The project produced the “Curanderismo Collection” in the Border Studies Archive at UT-RGV, an extensive set of images, film and audio recordings of regional interviews and curanderismo practices on both sides of the border.
“They documented the concept of mind, body and spirit,” Torres said. Through the work of Trotter and Chavira, Torres eventually met Cresencio Alvarado, a curandero known as “Chenchito” from Espinazo, Nuevo León, Mexico, who became Torres’ mentor for the next several years and would go on to become a world-renowned healer.

Torres remembers meeting a network of curanderos across the Texas-Mexico border region as a student of Chenchito. “A lot of things were being done with curanderismo in the 70s,” Torres said. “Back then you could travel back and forth, and there wasn’t any problem. Chenchito thought he was born in the U.S., but he didn’t have his papers to prove it.”
More than 40 years later, Miranda would spend time documenting curanderismo in the region with Torres and Chenchito, then in his early 90s. “He was almost a divine presence,” Miranda said. “I strongly believe he was connected to a very strong higher power. It’s something very deep, and a lot of these indigenous communities in Mexico have really had a very strong connection with the metaphysical.”
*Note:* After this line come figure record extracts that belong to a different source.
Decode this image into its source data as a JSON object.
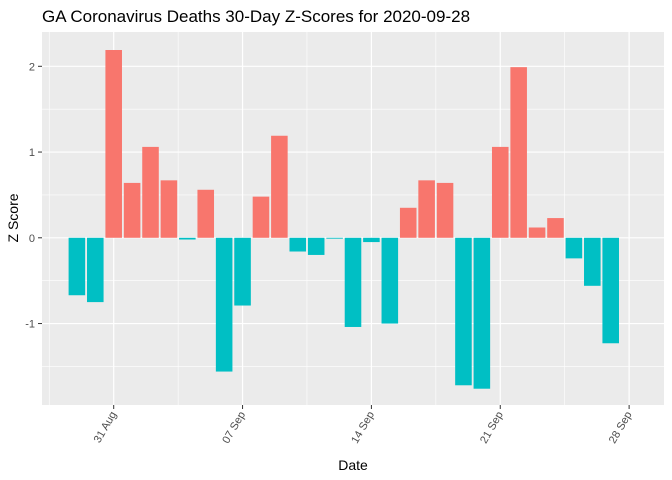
{
  "chart_data": {
    "type": "bar",
    "title": "GA Coronavirus Deaths 30-Day Z-Scores for 2020-09-28",
    "xlabel": "Date",
    "ylabel": "Z Score",
    "ylim": [
      -1.95,
      2.4
    ],
    "yticks": [
      -1,
      0,
      1,
      2
    ],
    "xtick_labels": [
      "31 Aug",
      "07 Sep",
      "14 Sep",
      "21 Sep",
      "28 Sep"
    ],
    "xtick_positions": [
      "2020-08-31",
      "2020-09-07",
      "2020-09-14",
      "2020-09-21",
      "2020-09-28"
    ],
    "grid": true,
    "legend": "none",
    "colors": {
      "positive": "#F8766D",
      "negative": "#00BFC4",
      "panel": "#EBEBEB",
      "grid": "#FFFFFF"
    },
    "dates": [
      "2020-08-29",
      "2020-08-30",
      "2020-08-31",
      "2020-09-01",
      "2020-09-02",
      "2020-09-03",
      "2020-09-04",
      "2020-09-05",
      "2020-09-06",
      "2020-09-07",
      "2020-09-08",
      "2020-09-09",
      "2020-09-10",
      "2020-09-11",
      "2020-09-12",
      "2020-09-13",
      "2020-09-14",
      "2020-09-15",
      "2020-09-16",
      "2020-09-17",
      "2020-09-18",
      "2020-09-19",
      "2020-09-20",
      "2020-09-21",
      "2020-09-22",
      "2020-09-23",
      "2020-09-24",
      "2020-09-25",
      "2020-09-26",
      "2020-09-27",
      "2020-09-28"
    ],
    "values": [
      -0.67,
      -0.75,
      2.19,
      0.64,
      1.06,
      0.67,
      -0.02,
      0.56,
      -1.56,
      -0.79,
      0.48,
      1.19,
      -0.16,
      -0.2,
      -0.01,
      -1.04,
      -0.05,
      -1.0,
      0.35,
      0.67,
      0.64,
      -1.72,
      -1.76,
      1.06,
      1.99,
      0.12,
      0.23,
      -0.24,
      -0.56,
      -1.23,
      -0.0
    ]
  }
}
Torres said that after many decades of fading interest from new generations in both the U.S. and Mexico, he has seen a recent resurgence in people seeking curanderismo over the past five years. “Right now more young people want to know about part of their culture that’s being lost,” said Torres.
“You grow from these experiences,” Miranda said. “You feel a deep cultural connection to that synthesis of Spanish and Indigenous and now Mexican heritage. It’s what they call the mestizaje, and this really connects you with what that means.”
The demand has led Torres to make his knowledge available through the learning platform Coursera, where nearly 30,000 people have already enrolled in his classes about traditional healing with plants.
Torres said it’s an unsettling time, especially for Latinos. “People have susto, I think,” said Torres, a term that translates as fright or emotional shock. “Trump has got everybody nervous. There’s a lot of bad vibrations going on right now. So we have to learn how to heal ourselves and our energy.”